In Canto 26 of Purgatory, Dante, Virgil, and Statius are still teetering on the edge of the seventh terrace, the Terrace of the Lustful, trying not to get burned by the fire nor fall off the ledge as they navigate their way around the mountain. Virgil's warning to Dante is both literal and figurative.
...we were walking at the ledge's edge
in single file--my good guide telling me
from time to time: "I warn you now, take heed!"...
Virgil is echoing a similar warning in the previous canto. Dante the author (and hence Virgil) see the temptation to surrender to physical desire very real and ever-present. Like the terrace of the Proud, the souls here are too numerous to count. Dante encounters a poet Guido Guinizelli who comments,
...Should you want
to know our names, I do not know them all,
and if I did, there still would not be time.
Dante the author also sees his profession as poet linked to this level. Guido and another to-be-introduced shade Arnout, like Dante, wrote poetry about Love. Despite their noble profession, or as inspiration to it, Guido tells Dante,
....we did not act like human beings,
yielding instead, like animals, to lust.
Arnout characterizes his past life as full of follies. Dante sees purification as a necessary journey to ascend to Paradise, stating "I climb to cure my blindness, for above." Both Arnaut and Guido eventually withdraw into "the purifying flames," a foreshadowing of what Dante must eventually do.
During these exchanges, Dante witnesses the meeting and fleeing of two groups of souls.
for I saw shades on either side make haste
to kiss each other without lingering,
and each with this brief greeting satisfied.
The shades who were previously lustful now learn the satisfaction of the Apostle Paul's guidance to "Greet one another with holy kiss" in Romans.
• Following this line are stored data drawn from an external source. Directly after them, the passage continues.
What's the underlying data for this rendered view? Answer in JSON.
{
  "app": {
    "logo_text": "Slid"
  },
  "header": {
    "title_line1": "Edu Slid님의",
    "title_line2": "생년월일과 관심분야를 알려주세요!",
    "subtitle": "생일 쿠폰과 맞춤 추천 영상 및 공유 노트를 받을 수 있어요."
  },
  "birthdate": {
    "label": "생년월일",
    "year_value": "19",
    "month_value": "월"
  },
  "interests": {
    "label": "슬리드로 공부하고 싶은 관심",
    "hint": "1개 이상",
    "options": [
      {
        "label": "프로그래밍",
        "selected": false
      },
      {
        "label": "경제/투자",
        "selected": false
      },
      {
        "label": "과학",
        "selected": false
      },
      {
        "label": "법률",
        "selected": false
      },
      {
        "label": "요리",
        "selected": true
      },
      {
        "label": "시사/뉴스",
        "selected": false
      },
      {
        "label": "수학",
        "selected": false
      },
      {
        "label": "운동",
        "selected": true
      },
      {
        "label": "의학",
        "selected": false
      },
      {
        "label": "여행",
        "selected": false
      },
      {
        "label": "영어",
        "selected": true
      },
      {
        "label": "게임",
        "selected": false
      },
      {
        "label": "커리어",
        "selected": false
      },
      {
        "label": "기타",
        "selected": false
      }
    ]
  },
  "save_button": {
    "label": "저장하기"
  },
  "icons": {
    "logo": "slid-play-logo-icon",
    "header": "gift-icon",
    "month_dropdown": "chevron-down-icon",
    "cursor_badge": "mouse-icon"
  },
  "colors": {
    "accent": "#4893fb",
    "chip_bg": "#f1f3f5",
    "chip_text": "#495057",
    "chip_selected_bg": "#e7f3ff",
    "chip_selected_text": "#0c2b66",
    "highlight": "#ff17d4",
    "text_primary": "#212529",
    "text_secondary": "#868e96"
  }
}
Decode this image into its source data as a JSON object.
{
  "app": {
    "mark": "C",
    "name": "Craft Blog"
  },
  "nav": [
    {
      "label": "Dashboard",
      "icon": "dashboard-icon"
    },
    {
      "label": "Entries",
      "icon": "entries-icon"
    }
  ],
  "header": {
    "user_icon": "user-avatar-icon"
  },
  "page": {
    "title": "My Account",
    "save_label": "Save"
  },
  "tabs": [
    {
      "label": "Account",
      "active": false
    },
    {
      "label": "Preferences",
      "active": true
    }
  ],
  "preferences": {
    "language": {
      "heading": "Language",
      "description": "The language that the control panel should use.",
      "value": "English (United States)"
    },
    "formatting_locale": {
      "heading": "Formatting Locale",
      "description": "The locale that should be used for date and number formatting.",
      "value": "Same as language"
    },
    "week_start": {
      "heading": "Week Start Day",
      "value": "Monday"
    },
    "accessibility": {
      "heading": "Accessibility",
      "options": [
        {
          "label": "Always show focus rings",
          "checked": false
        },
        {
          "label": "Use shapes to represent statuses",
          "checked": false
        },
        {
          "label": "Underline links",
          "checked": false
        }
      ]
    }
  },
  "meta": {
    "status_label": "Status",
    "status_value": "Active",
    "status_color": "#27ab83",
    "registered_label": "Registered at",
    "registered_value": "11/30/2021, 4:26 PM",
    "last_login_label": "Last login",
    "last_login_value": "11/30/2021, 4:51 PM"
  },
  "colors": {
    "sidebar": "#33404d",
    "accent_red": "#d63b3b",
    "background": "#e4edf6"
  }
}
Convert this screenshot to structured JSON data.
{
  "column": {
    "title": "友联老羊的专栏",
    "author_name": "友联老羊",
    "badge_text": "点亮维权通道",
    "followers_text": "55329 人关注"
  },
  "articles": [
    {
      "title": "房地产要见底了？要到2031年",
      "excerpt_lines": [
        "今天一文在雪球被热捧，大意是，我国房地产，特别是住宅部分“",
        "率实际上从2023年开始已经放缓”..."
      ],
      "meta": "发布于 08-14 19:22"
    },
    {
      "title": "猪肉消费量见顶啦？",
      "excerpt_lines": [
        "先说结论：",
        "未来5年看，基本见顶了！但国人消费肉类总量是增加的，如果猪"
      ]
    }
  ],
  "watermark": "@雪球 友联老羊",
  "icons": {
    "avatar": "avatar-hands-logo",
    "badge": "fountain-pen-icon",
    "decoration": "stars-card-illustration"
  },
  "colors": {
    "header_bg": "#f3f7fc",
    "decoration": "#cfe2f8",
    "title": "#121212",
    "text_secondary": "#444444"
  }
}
Each Sunday I pass the peace in church, but rarely do I see it more than a friendly greeting. I should contemplate the true impact of saying "Peace be with you." It is a bold thing to say; it is the assurance of a promise and a commitment to make it so. Yet it becomes rote through habit.
The Terrace of the Lustful exists due to soul's choosing physical love rather than holy love. The other extreme is to to replace holy love with superficial greetings. Both miss the mark.
In Lent, may we focus on the true meaning of saying to one another, "May the peace of our Lord be with you."